Enter Nintendogs, one of the finest virtual pet video games to ever grace the twin screens of the Nintendo DS. Released in 2005 to millions of dog lovers all over the world, the game would prove popular enough to receive a sequel on the subsequent handheld console, Nintendogs + Cats, further improving the virtual pet experience by adding felines.
Curiously, we haven’t seen a follow-up of Nintendogs on the Switch despite the newest Nintendo console having a touchscreen.

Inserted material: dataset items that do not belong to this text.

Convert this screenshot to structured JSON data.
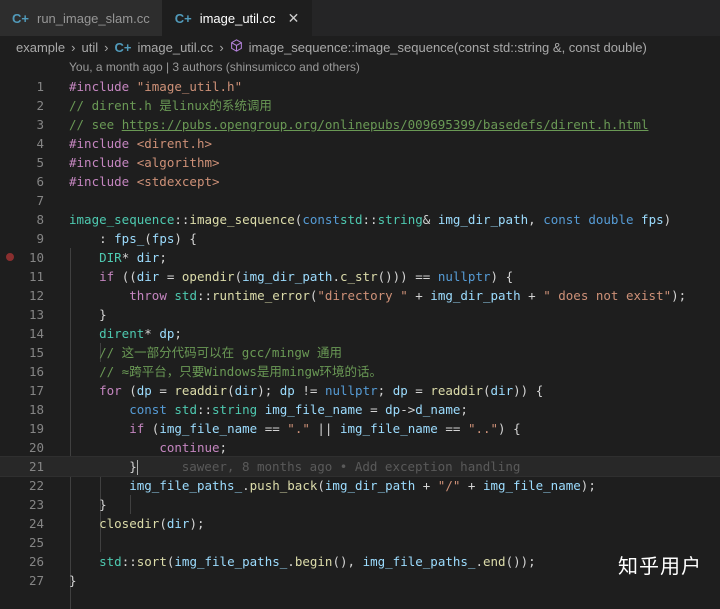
{
  "tabs": [
    {
      "label": "run_image_slam.cc",
      "icon": "cpp-file-icon"
    },
    {
      "label": "image_util.cc",
      "icon": "cpp-file-icon",
      "close": "✕"
    }
  ],
  "file_icon_glyph": "C+",
  "breadcrumb": {
    "folder1": "example",
    "folder2": "util",
    "file": "image_util.cc",
    "symbol": "image_sequence::image_sequence(const std::string &, const double)"
  },
  "codelens": "You, a month ago | 3 authors (shinsumicco and others)",
  "blame": "saweer, 8 months ago • Add exception handling",
  "watermark": "知乎用户",
  "colors": {
    "keyword": "#569cd6",
    "control": "#c586c0",
    "string": "#ce9178",
    "comment": "#6a9955",
    "type": "#4ec9b0",
    "function": "#dcdcaa",
    "variable": "#9cdcfe"
  },
  "lines": [
    {
      "n": "1",
      "t": [
        [
          "pp",
          "#include "
        ],
        [
          "str",
          "\"image_util.h\""
        ]
      ]
    },
    {
      "n": "2",
      "t": [
        [
          "cm",
          "// dirent.h 是linux的系统调用"
        ]
      ]
    },
    {
      "n": "3",
      "t": [
        [
          "cm",
          "// see "
        ],
        [
          "url",
          "https://pubs.opengroup.org/onlinepubs/009695399/basedefs/dirent.h.html"
        ]
      ]
    },
    {
      "n": "4",
      "t": [
        [
          "pp",
          "#include "
        ],
        [
          "str",
          "<dirent.h>"
        ]
      ]
    },
    {
      "n": "5",
      "t": [
        [
          "pp",
          "#include "
        ],
        [
          "str",
          "<algorithm>"
        ]
      ]
    },
    {
      "n": "6",
      "t": [
        [
          "pp",
          "#include "
        ],
        [
          "str",
          "<stdexcept>"
        ]
      ]
    },
    {
      "n": "7",
      "t": []
    },
    {
      "n": "8",
      "t": [
        [
          "ty",
          "image_sequence"
        ],
        [
          "",
          "::"
        ],
        [
          "fn",
          "image_sequence"
        ],
        [
          "",
          "("
        ],
        [
          "kw",
          "const"
        ],
        [
          "",
          "",
          " "
        ],
        [
          "ty",
          "std"
        ],
        [
          "",
          "::"
        ],
        [
          "ty",
          "string"
        ],
        [
          "",
          "& "
        ],
        [
          "var",
          "img_dir_path"
        ],
        [
          "",
          ", "
        ],
        [
          "kw",
          "const"
        ],
        [
          "kw",
          " double"
        ],
        [
          "",
          " "
        ],
        [
          "var",
          "fps"
        ],
        [
          "",
          ")"
        ]
      ]
    },
    {
      "n": "9",
      "t": [
        [
          "",
          "    : "
        ],
        [
          "var",
          "fps_"
        ],
        [
          "",
          "("
        ],
        [
          "var",
          "fps"
        ],
        [
          "",
          ") {"
        ]
      ]
    },
    {
      "n": "10",
      "bp": true,
      "t": [
        [
          "",
          "    "
        ],
        [
          "ty",
          "DIR"
        ],
        [
          "",
          "* "
        ],
        [
          "var",
          "dir"
        ],
        [
          "",
          ";"
        ]
      ]
    },
    {
      "n": "11",
      "t": [
        [
          "",
          "    "
        ],
        [
          "ctl",
          "if"
        ],
        [
          "",
          " (("
        ],
        [
          "var",
          "dir"
        ],
        [
          "",
          " = "
        ],
        [
          "fn",
          "opendir"
        ],
        [
          "",
          "("
        ],
        [
          "var",
          "img_dir_path"
        ],
        [
          "",
          "."
        ],
        [
          "fn",
          "c_str"
        ],
        [
          "",
          "())) == "
        ],
        [
          "kw",
          "nullptr"
        ],
        [
          "",
          ") {"
        ]
      ]
    },
    {
      "n": "12",
      "t": [
        [
          "",
          "        "
        ],
        [
          "ctl",
          "throw"
        ],
        [
          "",
          " "
        ],
        [
          "ty",
          "std"
        ],
        [
          "",
          "::"
        ],
        [
          "fn",
          "runtime_error"
        ],
        [
          "",
          "("
        ],
        [
          "str",
          "\"directory \""
        ],
        [
          "",
          " + "
        ],
        [
          "var",
          "img_dir_path"
        ],
        [
          "",
          " + "
        ],
        [
          "str",
          "\" does not exist\""
        ],
        [
          "",
          ");"
        ]
      ]
    },
    {
      "n": "13",
      "t": [
        [
          "",
          "    }"
        ]
      ]
    },
    {
      "n": "14",
      "t": [
        [
          "",
          "    "
        ],
        [
          "ty",
          "dirent"
        ],
        [
          "",
          "* "
        ],
        [
          "var",
          "dp"
        ],
        [
          "",
          ";"
        ]
      ]
    },
    {
      "n": "15",
      "t": [
        [
          "",
          "    "
        ],
        [
          "cm",
          "// 这一部分代码可以在 gcc/mingw 通用"
        ]
      ]
    },
    {
      "n": "16",
      "t": [
        [
          "",
          "    "
        ],
        [
          "cm",
          "// ≈跨平台，只要Windows是用mingw环境的话。"
        ]
      ]
    },
    {
      "n": "17",
      "t": [
        [
          "",
          "    "
        ],
        [
          "ctl",
          "for"
        ],
        [
          "",
          " ("
        ],
        [
          "var",
          "dp"
        ],
        [
          "",
          " = "
        ],
        [
          "fn",
          "readdir"
        ],
        [
          "",
          "("
        ],
        [
          "var",
          "dir"
        ],
        [
          "",
          "); "
        ],
        [
          "var",
          "dp"
        ],
        [
          "",
          " != "
        ],
        [
          "kw",
          "nullptr"
        ],
        [
          "",
          "; "
        ],
        [
          "var",
          "dp"
        ],
        [
          "",
          " = "
        ],
        [
          "fn",
          "readdir"
        ],
        [
          "",
          "("
        ],
        [
          "var",
          "dir"
        ],
        [
          "",
          ")) {"
        ]
      ]
    },
    {
      "n": "18",
      "t": [
        [
          "",
          "        "
        ],
        [
          "kw",
          "const"
        ],
        [
          "",
          " "
        ],
        [
          "ty",
          "std"
        ],
        [
          "",
          "::"
        ],
        [
          "ty",
          "string"
        ],
        [
          "",
          " "
        ],
        [
          "var",
          "img_file_name"
        ],
        [
          "",
          " = "
        ],
        [
          "var",
          "dp"
        ],
        [
          "",
          "->"
        ],
        [
          "var",
          "d_name"
        ],
        [
          "",
          ";"
        ]
      ]
    },
    {
      "n": "19",
      "t": [
        [
          "",
          "        "
        ],
        [
          "ctl",
          "if"
        ],
        [
          "",
          " ("
        ],
        [
          "var",
          "img_file_name"
        ],
        [
          "",
          " == "
        ],
        [
          "str",
          "\".\""
        ],
        [
          "",
          " || "
        ],
        [
          "var",
          "img_file_name"
        ],
        [
          "",
          " == "
        ],
        [
          "str",
          "\"..\""
        ],
        [
          "",
          ") {"
        ]
      ]
    },
    {
      "n": "20",
      "t": [
        [
          "",
          "            "
        ],
        [
          "ctl",
          "continue"
        ],
        [
          "",
          ";"
        ]
      ]
    },
    {
      "n": "21",
      "current": true,
      "t": [
        [
          "",
          "        }"
        ]
      ]
    },
    {
      "n": "22",
      "t": [
        [
          "",
          "        "
        ],
        [
          "var",
          "img_file_paths_"
        ],
        [
          "",
          "."
        ],
        [
          "fn",
          "push_back"
        ],
        [
          "",
          "("
        ],
        [
          "var",
          "img_dir_path"
        ],
        [
          "",
          " + "
        ],
        [
          "str",
          "\"/\""
        ],
        [
          "",
          " + "
        ],
        [
          "var",
          "img_file_name"
        ],
        [
          "",
          ");"
        ]
      ]
    },
    {
      "n": "23",
      "t": [
        [
          "",
          "    }"
        ]
      ]
    },
    {
      "n": "24",
      "t": [
        [
          "",
          "    "
        ],
        [
          "fn",
          "closedir"
        ],
        [
          "",
          "("
        ],
        [
          "var",
          "dir"
        ],
        [
          "",
          ");"
        ]
      ]
    },
    {
      "n": "25",
      "t": []
    },
    {
      "n": "26",
      "t": [
        [
          "",
          "    "
        ],
        [
          "ty",
          "std"
        ],
        [
          "",
          "::"
        ],
        [
          "fn",
          "sort"
        ],
        [
          "",
          "("
        ],
        [
          "var",
          "img_file_paths_"
        ],
        [
          "",
          "."
        ],
        [
          "fn",
          "begin"
        ],
        [
          "",
          "(), "
        ],
        [
          "var",
          "img_file_paths_"
        ],
        [
          "",
          "."
        ],
        [
          "fn",
          "end"
        ],
        [
          "",
          "());"
        ]
      ]
    },
    {
      "n": "27",
      "t": [
        [
          "",
          "}"
        ]
      ]
    }
  ]
}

However, a newly approved patent points to Nintendo bringing its Nintendogs franchise to an even bigger platform.
As spotted on the Gaming Leaks & Rumors subreddit, USPTO patent number 11,557,104 B2 was filed under the category "storage medium storing information processing program, apparatus, system, and/or method." The patent application was filed by Nintendo back in November 2021 and approved on January 17, 2023.
The abstract for the patent describes how "a virtual reference plane and a virtual camera are updated based on detection of a characteristic portion in a captured image." You can then place a "virtual object" into the image along with a "virtual camera," allowing the user to view this virtual object from multiple angles while still appearing as though it's in a real-world location.
Long story short, it's a mobile augmented reality thing similar to Pokemon Go, but instead of just overlaying a virtual Pokemon on your camera screen, this would actually let you specify a spot on the image where your "virtual object" would live regardless of where the player moved in the real world. And what image did Nintendo use for its "virtual object?" An adorable puppy of course.
I have to point out that patents don't necessarily mean a game announcement is coming, and although these patent diagrams sure look like mobile Nintendogs, nowhere in the patent does Nintendo ever mention Nintendogs. But this patent does tell us that Nintendo is at least thinking of Nintendogs, which will have to be good enough for now.